オカルト研究部も天文学部も大きく見たら同じもの
「ねえ莉瑚ちゃん、どういうこと?」
「あのね、優佳里、聞いて?」
「ど・う・い・う・こ・と?」
「だからそれをまず聞いてって」
「ふざけないで!!」
「いやこれもうふざけてるのそっちでしょ。聞けや」
私はそこまで続けて、横でやり取りを見ていた紗姫に助けを求めた。ヘルプヘルプ。だけど紗姫は、なんだかとても疲れた顔をしていた。きっと今鏡を見たら、私も紗姫と同じような表情をしてると思う。
「……で、朝からなんでこんなめんどくさいやり取りしてるの? 浮気でもバレたの?」
「浮気はしてないけど……夜中に外出するのが駄目だって」
「オカンか! ……あーでもそっか。莉瑚は最近、夜間外出激しいみたいだしねー。そりゃ怒られるわ。外出ねーなんでだろーなー」
ちっ、こやつ援軍だと思ったら敵艦隊のだった。だが予想通り。
私はごそごそとかばんから私の無罪を証明する物的証拠を取り出し、机の上に叩きつけた。……くらえ!

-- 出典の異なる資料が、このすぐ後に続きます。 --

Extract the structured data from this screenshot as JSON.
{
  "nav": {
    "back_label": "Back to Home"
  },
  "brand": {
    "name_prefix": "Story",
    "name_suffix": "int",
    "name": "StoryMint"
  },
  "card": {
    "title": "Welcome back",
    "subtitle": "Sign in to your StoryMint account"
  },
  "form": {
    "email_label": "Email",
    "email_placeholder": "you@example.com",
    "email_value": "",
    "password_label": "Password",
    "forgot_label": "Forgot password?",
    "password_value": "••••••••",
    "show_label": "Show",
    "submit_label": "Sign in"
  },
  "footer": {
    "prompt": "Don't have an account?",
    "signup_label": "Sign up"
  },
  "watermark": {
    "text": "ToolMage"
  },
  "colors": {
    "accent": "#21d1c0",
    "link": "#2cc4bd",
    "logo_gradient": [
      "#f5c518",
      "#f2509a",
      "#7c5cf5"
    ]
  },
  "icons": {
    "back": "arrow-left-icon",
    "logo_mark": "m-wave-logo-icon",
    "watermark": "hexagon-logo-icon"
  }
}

「ほら見て! これが張り込みのしおり! 今日はね、ちゃんとした部としての活動なんだから」
「……何この23時半集合、3時解散って!? これがちゃんとしてる部の活動!?」
「まあその意見はわかるけど」
うん。そうだね。おかしいね。……しまった。出す物を間違えたかもしれない。これはもう自力で切り抜けるしかない。いつの時代も、最後に頼れるのは自分1人なんだ。
「……でも優佳里、落ち着いて考えてみて。天文学部とか、夜に活動するよね? それと一緒じゃない? あれもちゃんとした部活動だよ。怪しいって言ったら天文学部のみんなに失礼だよ」
「いや! ……あれ……? そうなの……?」
お、いけそうじゃない? 私は優佳里の手を取って、ぎゅっと握った。
「ほら幽霊って昼より夜に出るじゃない。星みたいなものだよ。うんたぶんそう。だって幽霊もなぜか暗闇でもよく見えるしきっと光ってるんだと思う」
たぶんというか絶対同じものじゃないと思うけど、ここでは事実がどうかは問題ではない。大切なのは、相手が納得するかどうかだ。
「でも危ないと思う……」
「だからみんなで一緒に行動するから。ほら、あんパン食べて」
「うん……」
……勝った。もしゃもしゃとあんパンを食べて大人しくなった優佳里を眺めて、私は満足げにうなずいた。あんパン偉大。また買い足しておこう。
一方、紗姫はニヤニヤと笑いながら肩を叩いてきた。
「よかったねー。……まあ、いつもと違って多人数で動くんでしょ? なら大丈夫じゃない?」
「そうかも……い、いや、いつも出てないから。私の家の門限は夜9時だから」
「あっそう。お気をつけて」
* * * * * * * * * * * *
……さて。私は自分の部屋で、持ち物について最終確認を行う。……リュックよし、あんパンよし、牛乳よし。今夜の降水確率20%。曇り。傘は必要なし。
壁にかけてある時計を見ると、もういつの間にか夜の11時過ぎだった。……これで、飛べないと遅刻は確定してしまうことになる。じゃあ、出発しますか。
えーっと、危機感危機感。ここで飛ばないと、夜間の見張りに行けない。……それって何かまずい? あんまりまずいことが思い浮かばないな……。あ、そうだ。行かないと怪しまれるんじゃないかな? 部長とかに怪しまれるのって、できたら避けた方がよさそう、とかどう?
次の瞬間、私はリュックを背負ったまま、真っ暗な社務所の裏側に立っていた。
おおー。だんだん慣れてきてるのかな? あっさり。そして私のすぐ目の前には、社務所の陰に隠れて井戸の方を窺っている、誰かの後ろ姿が。それも2人。客観的に見ると、とても怪しい。
……部長と森河くんだ。今日も副部長は一番遅いらしい。その副部長を除くと私が一番最後だったという事実には気づかないふりをしておくこととした。しかしそうか、あそこを見張るとなるとここからになるのか。ちょっと飛ぶ先を失敗してしまったかも。まあいいか。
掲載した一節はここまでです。